A teenage boy wearing headphones completes online work in the school library. Overlaid is text that reads: "Staying Safe Online Poster Hub".

Sextortion is a term often used for ‘financially motivated sexual extortion’. It is a form of blackmail where victims are tricked into sending intimate pictures and videos and then threatened these will be shared publicly unless the victim pays up. Any person is vulnerable to this scam, but especially teenagers amongst whom intimate image-sharing is increasingly normalised.

How does the sextortion of children work?

A perpetrator will typically:

  1. pose as another child or young person, i.e. perpetrators will pose as teenage girls if contacting boys,
  2. connect with a child via social media or online gaming,
  3. encourage them to switch to a platform with video, often encrypted,
  4. start a conversation which quickly turns sexual,
  5. encourage them to put on their video camera,
  6. make excuses why their own camera isn’t working, or even use pre-recorded video,
  7. encourage the child to remove their clothing or perform sexual activity,
  8. record this activity, and then
  9. blackmail the child.

What can a parent do to protect their child from sextortion and the harms it causes?

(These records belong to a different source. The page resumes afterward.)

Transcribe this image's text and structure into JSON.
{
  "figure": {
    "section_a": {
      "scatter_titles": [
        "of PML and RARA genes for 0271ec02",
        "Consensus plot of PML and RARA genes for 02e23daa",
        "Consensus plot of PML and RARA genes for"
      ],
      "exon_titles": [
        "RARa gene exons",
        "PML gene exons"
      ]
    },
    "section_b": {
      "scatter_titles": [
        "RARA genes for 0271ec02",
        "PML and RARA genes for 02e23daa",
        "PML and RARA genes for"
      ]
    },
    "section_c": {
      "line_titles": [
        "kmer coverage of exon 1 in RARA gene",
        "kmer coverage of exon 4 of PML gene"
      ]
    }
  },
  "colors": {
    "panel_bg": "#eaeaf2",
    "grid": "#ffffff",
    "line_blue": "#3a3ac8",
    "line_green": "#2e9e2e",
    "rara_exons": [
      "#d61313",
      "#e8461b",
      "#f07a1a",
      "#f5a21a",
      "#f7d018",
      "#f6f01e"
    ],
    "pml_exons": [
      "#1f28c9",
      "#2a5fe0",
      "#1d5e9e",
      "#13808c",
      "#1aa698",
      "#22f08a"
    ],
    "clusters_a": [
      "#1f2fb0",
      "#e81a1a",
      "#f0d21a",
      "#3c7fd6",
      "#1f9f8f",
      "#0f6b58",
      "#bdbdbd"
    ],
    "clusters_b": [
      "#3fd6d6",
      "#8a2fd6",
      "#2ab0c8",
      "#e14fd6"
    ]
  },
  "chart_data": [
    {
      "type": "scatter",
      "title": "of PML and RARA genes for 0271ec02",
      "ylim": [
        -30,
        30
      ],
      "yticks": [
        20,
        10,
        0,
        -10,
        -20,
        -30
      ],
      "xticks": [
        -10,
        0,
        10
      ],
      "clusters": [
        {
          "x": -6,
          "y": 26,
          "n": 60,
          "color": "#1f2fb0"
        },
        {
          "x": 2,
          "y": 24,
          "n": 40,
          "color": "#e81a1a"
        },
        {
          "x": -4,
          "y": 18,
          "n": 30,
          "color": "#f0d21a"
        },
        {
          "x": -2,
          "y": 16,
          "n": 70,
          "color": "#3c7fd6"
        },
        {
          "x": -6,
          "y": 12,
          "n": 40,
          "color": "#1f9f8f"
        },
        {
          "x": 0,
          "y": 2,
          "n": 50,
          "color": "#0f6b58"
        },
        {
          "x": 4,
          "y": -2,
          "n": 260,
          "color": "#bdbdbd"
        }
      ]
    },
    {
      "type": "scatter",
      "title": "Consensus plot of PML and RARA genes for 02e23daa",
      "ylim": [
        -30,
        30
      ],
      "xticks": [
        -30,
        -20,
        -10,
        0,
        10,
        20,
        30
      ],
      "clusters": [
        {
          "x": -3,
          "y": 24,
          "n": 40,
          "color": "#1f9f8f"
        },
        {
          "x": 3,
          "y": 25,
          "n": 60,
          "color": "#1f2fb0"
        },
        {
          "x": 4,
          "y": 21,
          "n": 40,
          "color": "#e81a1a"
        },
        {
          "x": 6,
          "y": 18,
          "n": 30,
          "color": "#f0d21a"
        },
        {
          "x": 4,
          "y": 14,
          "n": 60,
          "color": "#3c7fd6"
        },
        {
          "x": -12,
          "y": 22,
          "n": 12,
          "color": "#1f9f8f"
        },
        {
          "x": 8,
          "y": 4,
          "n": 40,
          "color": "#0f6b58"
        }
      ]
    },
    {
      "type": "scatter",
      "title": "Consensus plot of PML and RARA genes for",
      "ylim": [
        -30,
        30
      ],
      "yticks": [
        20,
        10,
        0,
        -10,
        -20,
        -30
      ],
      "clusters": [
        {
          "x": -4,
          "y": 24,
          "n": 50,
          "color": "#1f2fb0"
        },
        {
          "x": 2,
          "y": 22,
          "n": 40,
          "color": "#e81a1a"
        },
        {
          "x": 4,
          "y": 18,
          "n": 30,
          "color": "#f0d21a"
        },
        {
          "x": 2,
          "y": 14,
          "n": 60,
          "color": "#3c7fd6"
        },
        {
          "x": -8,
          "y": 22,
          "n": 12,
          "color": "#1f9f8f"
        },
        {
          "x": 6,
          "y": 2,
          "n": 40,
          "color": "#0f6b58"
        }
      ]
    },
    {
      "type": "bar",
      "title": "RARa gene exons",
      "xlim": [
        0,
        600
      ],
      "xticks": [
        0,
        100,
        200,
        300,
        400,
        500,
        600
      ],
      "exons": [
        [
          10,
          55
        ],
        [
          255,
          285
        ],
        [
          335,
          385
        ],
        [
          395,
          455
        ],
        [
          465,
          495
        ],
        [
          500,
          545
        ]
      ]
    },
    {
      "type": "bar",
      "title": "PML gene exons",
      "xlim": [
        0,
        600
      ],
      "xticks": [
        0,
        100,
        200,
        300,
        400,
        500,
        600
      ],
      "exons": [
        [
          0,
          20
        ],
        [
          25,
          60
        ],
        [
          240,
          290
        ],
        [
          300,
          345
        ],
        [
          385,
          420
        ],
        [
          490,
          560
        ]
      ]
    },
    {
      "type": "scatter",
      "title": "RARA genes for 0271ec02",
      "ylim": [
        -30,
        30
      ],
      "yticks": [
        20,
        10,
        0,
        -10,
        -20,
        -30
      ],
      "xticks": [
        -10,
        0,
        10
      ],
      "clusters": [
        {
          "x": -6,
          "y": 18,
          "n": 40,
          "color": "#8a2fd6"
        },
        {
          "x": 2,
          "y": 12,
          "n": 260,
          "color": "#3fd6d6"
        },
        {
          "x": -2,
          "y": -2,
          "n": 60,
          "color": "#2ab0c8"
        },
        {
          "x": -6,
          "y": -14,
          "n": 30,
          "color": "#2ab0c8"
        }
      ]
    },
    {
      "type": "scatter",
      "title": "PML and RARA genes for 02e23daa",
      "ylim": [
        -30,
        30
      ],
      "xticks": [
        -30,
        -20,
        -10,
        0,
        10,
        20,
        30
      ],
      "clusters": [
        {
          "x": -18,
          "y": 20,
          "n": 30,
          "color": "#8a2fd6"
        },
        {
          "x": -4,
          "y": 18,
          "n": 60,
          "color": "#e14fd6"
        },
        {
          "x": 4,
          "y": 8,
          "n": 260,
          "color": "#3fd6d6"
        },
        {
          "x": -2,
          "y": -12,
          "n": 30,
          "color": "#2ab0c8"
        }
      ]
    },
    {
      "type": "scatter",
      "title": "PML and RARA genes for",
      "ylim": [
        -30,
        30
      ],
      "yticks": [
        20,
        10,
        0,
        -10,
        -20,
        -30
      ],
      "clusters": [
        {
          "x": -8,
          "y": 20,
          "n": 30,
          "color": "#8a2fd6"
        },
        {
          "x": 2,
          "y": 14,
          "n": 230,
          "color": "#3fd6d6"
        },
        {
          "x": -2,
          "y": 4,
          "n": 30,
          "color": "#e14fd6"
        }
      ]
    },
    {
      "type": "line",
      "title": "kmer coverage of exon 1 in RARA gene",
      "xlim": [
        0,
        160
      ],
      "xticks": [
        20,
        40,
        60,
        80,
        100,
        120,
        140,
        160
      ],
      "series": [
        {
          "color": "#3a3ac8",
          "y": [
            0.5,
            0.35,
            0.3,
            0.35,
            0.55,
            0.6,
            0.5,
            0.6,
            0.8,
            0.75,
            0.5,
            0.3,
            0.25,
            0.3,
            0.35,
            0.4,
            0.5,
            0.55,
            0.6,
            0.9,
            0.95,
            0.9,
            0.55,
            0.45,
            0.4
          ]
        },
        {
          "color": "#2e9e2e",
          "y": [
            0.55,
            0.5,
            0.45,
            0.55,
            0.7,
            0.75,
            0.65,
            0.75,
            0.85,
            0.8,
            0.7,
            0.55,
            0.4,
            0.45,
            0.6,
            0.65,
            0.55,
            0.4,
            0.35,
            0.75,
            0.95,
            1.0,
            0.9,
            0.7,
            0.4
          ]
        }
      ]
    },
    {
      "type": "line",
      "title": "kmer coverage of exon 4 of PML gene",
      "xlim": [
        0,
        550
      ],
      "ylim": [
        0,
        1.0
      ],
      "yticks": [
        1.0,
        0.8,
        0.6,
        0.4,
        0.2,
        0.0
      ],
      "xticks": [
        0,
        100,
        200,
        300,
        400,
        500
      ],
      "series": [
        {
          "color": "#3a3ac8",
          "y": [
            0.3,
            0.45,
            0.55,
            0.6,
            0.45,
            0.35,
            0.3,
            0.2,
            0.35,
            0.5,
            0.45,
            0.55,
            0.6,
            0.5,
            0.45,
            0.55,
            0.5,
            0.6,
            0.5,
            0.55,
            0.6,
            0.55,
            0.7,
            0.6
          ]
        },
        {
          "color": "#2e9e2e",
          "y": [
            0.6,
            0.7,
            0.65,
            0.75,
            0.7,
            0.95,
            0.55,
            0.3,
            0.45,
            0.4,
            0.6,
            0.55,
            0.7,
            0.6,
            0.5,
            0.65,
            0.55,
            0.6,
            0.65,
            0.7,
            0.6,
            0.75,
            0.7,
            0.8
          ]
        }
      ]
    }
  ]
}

  • Have a conversation. Let your child know that this is happening to thousands of children in the UK. Explain to them how sextortion works and how they can try to protect themselves by using security settings, checking out the communication with a trusted adult and avoiding sending identifiable images or videos.
  • Let them know that you love them and will always support them no matter what. Reassure them that if they ever get in trouble online, they can come to you.
  • Talk to your child about what they do online (including gaming). Find out who they’re connecting with. Ensure they have age-appropriate monitoring and security settings.
  • Be aware of how you talk about other young people who are exploited. If you use blaming or judgemental language, your child will get the message they can’t come to you if it happens to them.
  • Express empathy for any child or adult who experiences online exploitation or scams. Make it clear that the person to blame is the perpetrator.
  • Make sure they know where to go for confidential information and support, including support with mental health and suicidal thoughts.

If you discover your child is being sextorted:

  • Don’t pay any money.
  • Don’t engage further with the perpetrator.
  • Don’t delete any of the messages, photos or video content that have been shared between your child and the perpetrator. They may be used as evidence.
  • Contact the Police on 101 to report the crime.
  • Use the Report Remove tool to flag the content and ensure it is removed from as many platforms as possible if the perpetrator has shared them. You will be kept informed at every stage of your report. Your child will be supported by a Childline counsellor who will help them deal with the emotional impact.